L’intelligence artificielle se prépare à une percée

Aujourd’hui, personne ne peut ignorer l’intelligence artificielle (IA) et Philippe Gijsels affirme y être lui-même confronté quotidiennement. « Aujourd’hui, les entreprises se bousculent pour indiquer qu’elles travaillent sur l’IA. C’est peut-être la troisième ou quatrième vague d’IA, mais à notre avis, c’est maintenant la bonne parce que tous les éléments nécessaires à une percée sont réunis et que le public peut aujourd’hui l’expérimenter abondamment. Selon le meilleur livre jamais écrit sur les innovations, intitulé ‘Where good ideas come from’ (D’où viennent les bonnes idées) de Steven Johnson, tous les ingrédients nécessaires à la percée de l’IA sont aujourd’hui présents, à savoir une puissance de calcul considérable et le big data. Et selon le concept du possible adjacent (principe selon lequel les inventions ne peuvent se produire que dans un certain ordre, NDLR), tout se trouve actuellement dans le bon ordre et les inventions se produisent presque automatiquement. La machine à vapeur, par exemple, a été inventée dans un court laps de temps et de manière totalement indépendante à trois endroits différents, précisément parce que tout était présent. »
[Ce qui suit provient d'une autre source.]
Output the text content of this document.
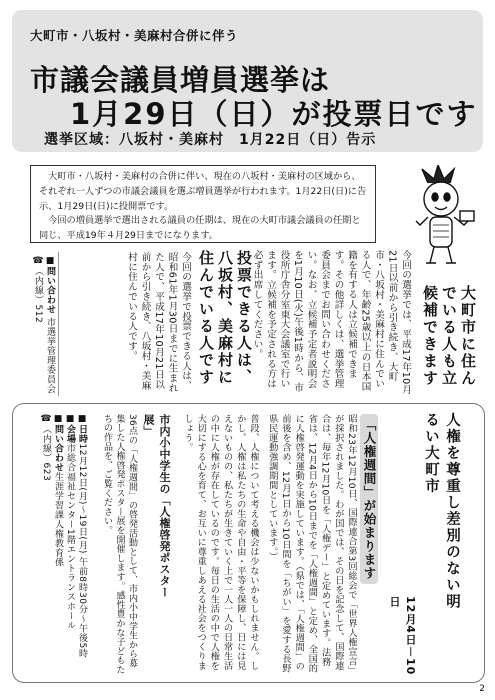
大町市・八坂村・美麻村合併に伴う
市議会議員増員選挙は
1月29日（日）が投票日です
選挙区域：八坂村・美麻村　1月22日（日）告示

　大町市・八坂村・美麻村の合併に伴い、現在の八坂村・美麻村の区域から、それぞれ一人ずつの市議会議員を選ぶ増員選挙が行われます。1月22日(日)に告示、1月29日(日)に投開票です。

　今回の増員選挙で選出される議員の任期は、現在の大町市議会議員の任期と同じ、平成19年４月29日までになります。

大町市に住んでいる人も立候補できます
今回の選挙では、平成17年10月21日以前から引き続き、大町市・八坂村・美麻村に住んでいる人で、年齢25歳以上の日本国籍を有する人は立候補できます。その他詳しくは、選挙管理委員会までお問い合わせください。なお、立候補予定者説明会を1月10日(火)午後1時から、市役所庁舎分室東大会議室で行います。立候補を予定される方は必ず出席してください。
投票できる人は、八坂村、美麻村に住んでいる人です
今回の選挙で投票できる人は、昭和61年1月30日までに生まれた人で、平成17年10月21日以前から引き続き、八坂村・美麻村に住んでいる人です。
■問い合わせ 市選挙管理委員会 ☎（内線）512
人権を尊重し差別のない明るい大町市
「人権週間」が始まります
12月4日－10日
昭和23年12月10日、国際連合第3回総会で「世界人権宣言」が採択されました。わが国では、その日を記念して、国際連合は、毎年12月10日を「人権デー」と定めています。法務省は、12月4日から10日までを「人権週間」と定め、全国的に人権啓発運動を実施しています。（県では、「人権週間」の前後を含め、12月1日から10日間を「ちがい」を愛する長野県民運動強調期間としています。）
普段、人権について考える機会は少ないかもしれません。しかし、人権は私たちの生命や自由・平等を保障し、日には見えないものの、私たちが生きていく上で一人一人の日常生活の中に人権が存在しているのです。毎日の生活の中で人権を大切にする心を育て、お互いに尊重しあえる社会をつくりましょう。
市内小中学生の「人権啓発ポスター展」
36点の「人権週間」の啓発活動として、市内小中学生から募集した人権啓発ポスター展を開催します。感性豊かな子どもたちの作品を、ご覧ください。
■日時12月12日(月)～19日(月) 午前8時30分～午後5時
■会場市総合福祉センター1階エントランスホール
■問い合わせ生涯学習課人権教育係
☎（内線）623
2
Et comment compte-t-il investir dans ce secteur aujourd’hui ? « Actuellement, le marché semble convaincu que les grandes entreprises mentionnées plus haut, qui ont été à l’origine de la quasi-totalité des bénéfices boursiers de cette année, seront les grandes gagnantes de l’IA. Cela n’est pas surprenant, car elles sont présentes dans tous les secteurs et ont déjà investi massivement dans l’IA. Si nécessaire, elles peuvent acquérir elles-mêmes de petites entreprises d’IA attractives. Aujourd’hui, nous investissons principalement dans le thème de l’IA via des trackers, mais dans l’intervalle, nous faisons nos devoirs et recherchons des actions de plus petits acteurs prometteurs dans le domaine de l’IA. Nous procédons ainsi car, ainsi que nous l’avons indiqué précédemment, nous pensons que ce thème n’est pas une mode passagère. »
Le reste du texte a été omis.